BEIRUT, Lebanon - Lebanon's new president got a red-carpet welcome yesterday, but was quickly thrust into the political thicket as Hezbollah's leader warned against any efforts to disarm the Iranian-backed guerrilla group.

Sheikh Hassan Nasrallah delivered his stern message after military bands and an honor guard had saluted President Michel Suleiman on his first day on the job.

Suleiman, the former army commander, was a consensus candidate agreed on by both Hezbollah and its pro-Western political foes, but he drew pointed comments from Nasrallah after saying in his inauguration speech Sunday that there should be a dialogue over Hezbollah's arsenal.

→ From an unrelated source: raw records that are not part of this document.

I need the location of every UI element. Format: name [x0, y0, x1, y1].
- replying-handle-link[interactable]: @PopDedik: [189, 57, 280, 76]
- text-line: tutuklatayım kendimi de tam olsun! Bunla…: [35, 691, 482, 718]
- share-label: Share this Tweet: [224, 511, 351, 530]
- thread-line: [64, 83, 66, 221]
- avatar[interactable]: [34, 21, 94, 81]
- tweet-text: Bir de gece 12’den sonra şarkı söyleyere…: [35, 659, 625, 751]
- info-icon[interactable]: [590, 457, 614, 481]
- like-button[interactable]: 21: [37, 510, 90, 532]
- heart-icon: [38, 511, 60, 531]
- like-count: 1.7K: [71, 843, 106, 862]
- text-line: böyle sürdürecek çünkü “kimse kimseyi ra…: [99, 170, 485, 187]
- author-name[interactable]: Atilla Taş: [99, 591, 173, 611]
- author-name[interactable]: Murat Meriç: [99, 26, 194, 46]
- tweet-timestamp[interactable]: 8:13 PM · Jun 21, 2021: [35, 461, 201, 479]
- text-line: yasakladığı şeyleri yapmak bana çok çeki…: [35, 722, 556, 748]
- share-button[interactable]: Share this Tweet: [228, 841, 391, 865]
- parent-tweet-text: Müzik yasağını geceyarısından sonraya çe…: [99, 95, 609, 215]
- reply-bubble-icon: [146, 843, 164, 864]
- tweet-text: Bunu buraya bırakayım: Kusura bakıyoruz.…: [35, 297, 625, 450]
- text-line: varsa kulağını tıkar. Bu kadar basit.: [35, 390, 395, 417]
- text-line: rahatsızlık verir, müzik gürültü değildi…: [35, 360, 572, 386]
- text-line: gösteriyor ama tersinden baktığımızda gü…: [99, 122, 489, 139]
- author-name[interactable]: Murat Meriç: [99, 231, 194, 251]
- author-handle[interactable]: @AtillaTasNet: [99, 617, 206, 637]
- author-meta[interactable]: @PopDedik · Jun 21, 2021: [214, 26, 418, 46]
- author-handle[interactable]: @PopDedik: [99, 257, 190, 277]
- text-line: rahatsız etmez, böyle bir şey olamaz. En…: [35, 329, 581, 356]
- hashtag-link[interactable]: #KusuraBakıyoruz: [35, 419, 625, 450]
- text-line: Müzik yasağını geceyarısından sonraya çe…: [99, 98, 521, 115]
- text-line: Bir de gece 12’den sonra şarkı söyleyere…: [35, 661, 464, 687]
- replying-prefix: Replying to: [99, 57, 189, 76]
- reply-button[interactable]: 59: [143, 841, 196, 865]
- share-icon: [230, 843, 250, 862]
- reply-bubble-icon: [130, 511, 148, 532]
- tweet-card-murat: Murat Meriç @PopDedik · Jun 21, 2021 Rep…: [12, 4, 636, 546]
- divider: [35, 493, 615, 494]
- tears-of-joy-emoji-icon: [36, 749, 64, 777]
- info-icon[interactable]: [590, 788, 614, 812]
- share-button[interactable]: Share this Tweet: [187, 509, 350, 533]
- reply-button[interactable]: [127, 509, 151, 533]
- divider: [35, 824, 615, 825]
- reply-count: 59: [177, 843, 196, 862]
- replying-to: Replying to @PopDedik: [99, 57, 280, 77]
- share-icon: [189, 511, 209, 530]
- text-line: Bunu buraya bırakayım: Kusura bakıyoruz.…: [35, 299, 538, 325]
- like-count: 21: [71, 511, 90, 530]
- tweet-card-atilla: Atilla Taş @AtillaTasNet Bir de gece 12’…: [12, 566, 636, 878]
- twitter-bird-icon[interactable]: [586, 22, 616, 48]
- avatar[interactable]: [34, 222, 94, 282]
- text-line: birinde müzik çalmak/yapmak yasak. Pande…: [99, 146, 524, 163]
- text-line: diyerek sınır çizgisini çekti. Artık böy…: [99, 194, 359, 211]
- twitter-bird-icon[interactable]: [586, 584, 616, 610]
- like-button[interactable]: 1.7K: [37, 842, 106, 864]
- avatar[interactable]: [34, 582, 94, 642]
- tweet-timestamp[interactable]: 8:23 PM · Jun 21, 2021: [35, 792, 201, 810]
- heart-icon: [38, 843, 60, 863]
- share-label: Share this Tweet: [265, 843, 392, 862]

The Shiite extremist group has rejected demands to disarm, insisting its weapons are needed to protect Lebanon from Israel.

Nasrallah's speech was his first since Hezbollah fighters seized several areas of Muslim West Beirut in fighting this month, forcing the Western-backed cabinet to agree to a political deal designed to give Hezbollah and its allies a veto over government policies.

The Hezbollah leader pledged to comply with a provision of the Arab League-brokered agreement that forbids the use of arms to achieve political gains. But he warned that the government should not try to use the military against Hezbollah and its allies.

"The resistance weapons should not be used to achieve political gains," Nasrallah told tens of thousands of supporters crowding a playground in South Beirut. He spoke by video link from a hiding place.

At the same time, he said: "The state's weapons should not be used to settle accounts with an opposition political party, or in favor of outside parties that weaken Lebanon's strength and immunity in confronting Israel."